La scène soul française n’en fini pas de dévoiler ses talents. Dernier en date Freddy. Pas vraiment un inconnu au niveau de "l’underground soul" car comme la plupart des artistes qui vivent la musique il a donné de la voix sur pas mal de scènes parisiennes avant de sortir le 26 mai son premier album, "Mes couleurs". L’occasion pour nous de revenir avec lui sur cet album mais aussi d’évoquer le vivier soul made in France…Bonjour Freddy, peux-tu présenter aux jammeurs, qui ne te connaissent pas, ton parcours musical ?J’ai commencé par l’écriture. Le chant est venu petit à petit. Je me suis donc formé sur le tas en intégrant notamment divers groupes musicaux dans des chorales de gospel ou de jazz. Mais ma réelle entrée dans le monde de la musique s’est faite avec le groupe rnb, Washa. Dans ce groupe je faisais du chant (pas en tant que lead), et je m’occupais aussi de l’écriture. L’aventure a duré quatre ans. Mais au bout de deux ans déjà, je me sentais un peu frustré de ne pouvoir « que » poser sur des intrus, ce qui me convenait pas forcément. Du coup parallèlement je me suis mis à travailler la musique en me mettant au clavier.

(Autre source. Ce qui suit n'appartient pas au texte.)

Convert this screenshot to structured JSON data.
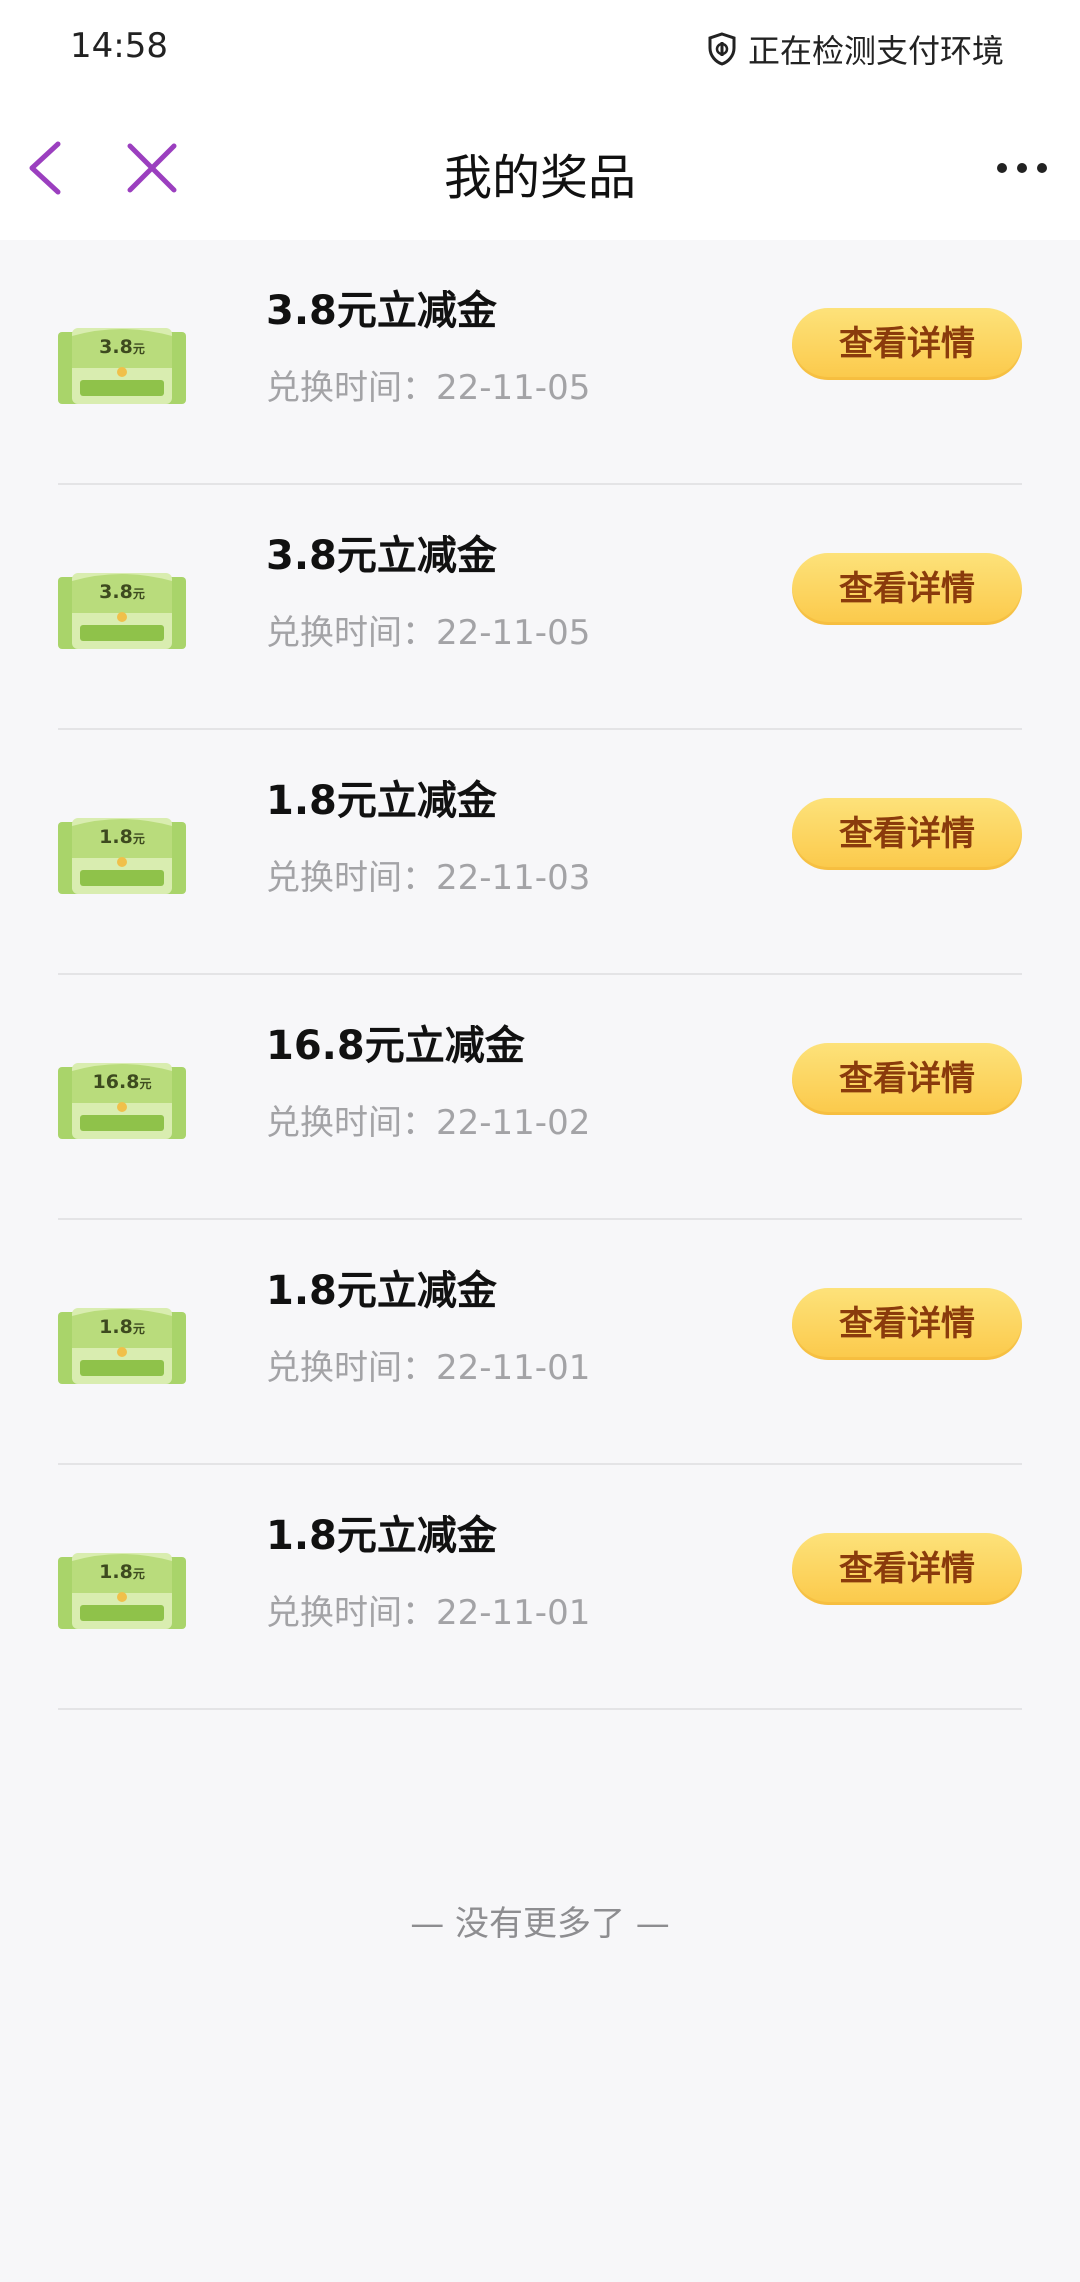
{
  "status_bar": {
    "time": "14:58",
    "payment_status": "正在检测支付环境"
  },
  "nav": {
    "title": "我的奖品"
  },
  "prizes": [
    {
      "badge_value": "3.8",
      "badge_unit": "元",
      "title": "3.8元立减金",
      "time_label": "兑换时间：",
      "time_value": "22-11-05",
      "button": "查看详情"
    },
    {
      "badge_value": "3.8",
      "badge_unit": "元",
      "title": "3.8元立减金",
      "time_label": "兑换时间：",
      "time_value": "22-11-05",
      "button": "查看详情"
    },
    {
      "badge_value": "1.8",
      "badge_unit": "元",
      "title": "1.8元立减金",
      "time_label": "兑换时间：",
      "time_value": "22-11-03",
      "button": "查看详情"
    },
    {
      "badge_value": "16.8",
      "badge_unit": "元",
      "title": "16.8元立减金",
      "time_label": "兑换时间：",
      "time_value": "22-11-02",
      "button": "查看详情"
    },
    {
      "badge_value": "1.8",
      "badge_unit": "元",
      "title": "1.8元立减金",
      "time_label": "兑换时间：",
      "time_value": "22-11-01",
      "button": "查看详情"
    },
    {
      "badge_value": "1.8",
      "badge_unit": "元",
      "title": "1.8元立减金",
      "time_label": "兑换时间：",
      "time_value": "22-11-01",
      "button": "查看详情"
    }
  ],
  "footer": {
    "no_more": "— 没有更多了 —"
  },
  "colors": {
    "accent_purple": "#9b3fbf",
    "button_gold": "#fbc94a",
    "button_text": "#8a3b0c",
    "coupon_green": "#8fc24a"
  },
  "icons": {
    "back": "chevron-left-icon",
    "close": "close-icon",
    "more": "more-icon",
    "shield": "shield-icon",
    "coupon": "wechat-coupon-icon"
  }
}
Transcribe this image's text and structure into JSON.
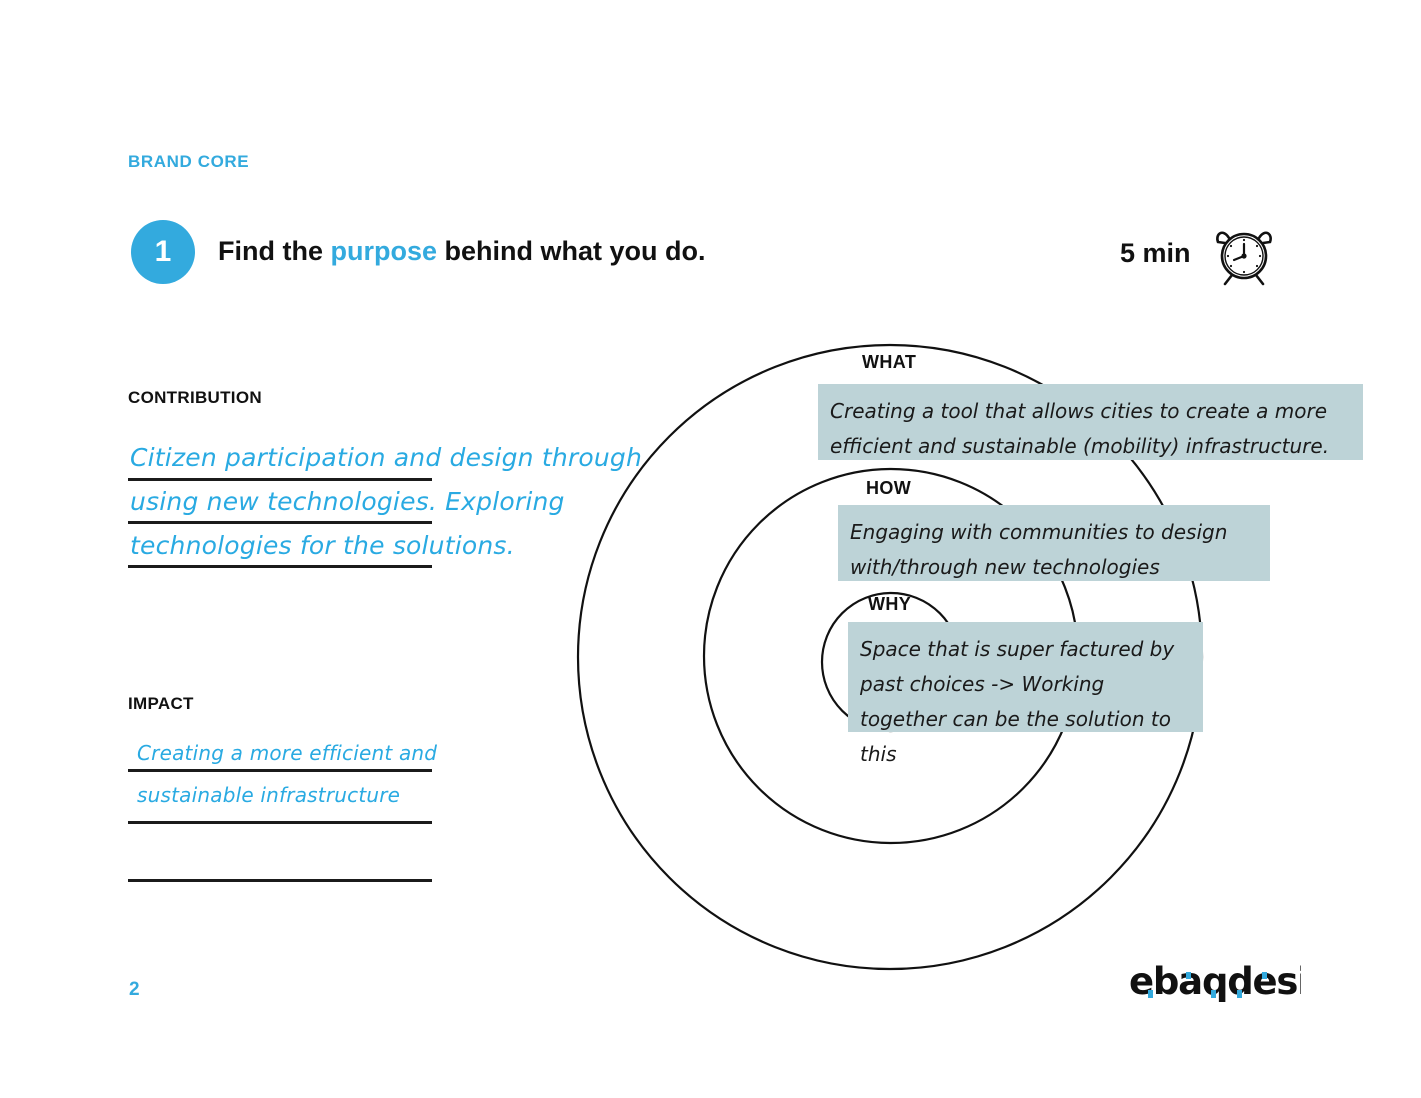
{
  "header": {
    "eyebrow": "BRAND CORE",
    "step_number": "1",
    "title_pre": "Find the ",
    "title_accent": "purpose",
    "title_post": " behind what you do.",
    "timer_label": "5 min",
    "timer_icon": "alarm-clock-icon",
    "accent_color": "#33aade"
  },
  "left_panel": {
    "contribution": {
      "label": "CONTRIBUTION",
      "lines": [
        "Citizen participation and design through",
        "using new technologies. Exploring",
        "technologies for the solutions."
      ]
    },
    "impact": {
      "label": "IMPACT",
      "lines": [
        "Creating a more efficient and",
        "sustainable infrastructure"
      ]
    }
  },
  "diagram": {
    "type": "golden-circle",
    "note_color": "#bdd3d7",
    "rings": [
      {
        "label": "WHAT",
        "note": "Creating a tool that allows cities to create a more efficient and sustainable (mobility) infrastructure."
      },
      {
        "label": "HOW",
        "note": "Engaging with communities to design with/through new technologies"
      },
      {
        "label": "WHY",
        "note": "Space that is super factured by past choices -> Working together can be the solution to this"
      }
    ]
  },
  "footer": {
    "page_number": "2",
    "logo_text": "ebaqdesign"
  }
}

Dans cette œuvre, Tony Desvarieux, mon frère de son, m’a beaucoup aidé. On peut dire que c’est lui qui m’a poussé, mais surtout aidé, à la production. D’ailleurs, il a co-signé pas mal de morceaux sur l’album.
A ce titre peux-tu nous dire avec qui tu as travaillé sur l’album ?Pour l’écriture, j’ai écrit moi même tous les textes de l’album. J’ai également composé tous les morceaux de l’album en me faisant notamment aider par Tony Desvarieux, P.Y. Calvat M.Seban... Guillaume Poncelet s'est occupé des arrangements sur l‘album.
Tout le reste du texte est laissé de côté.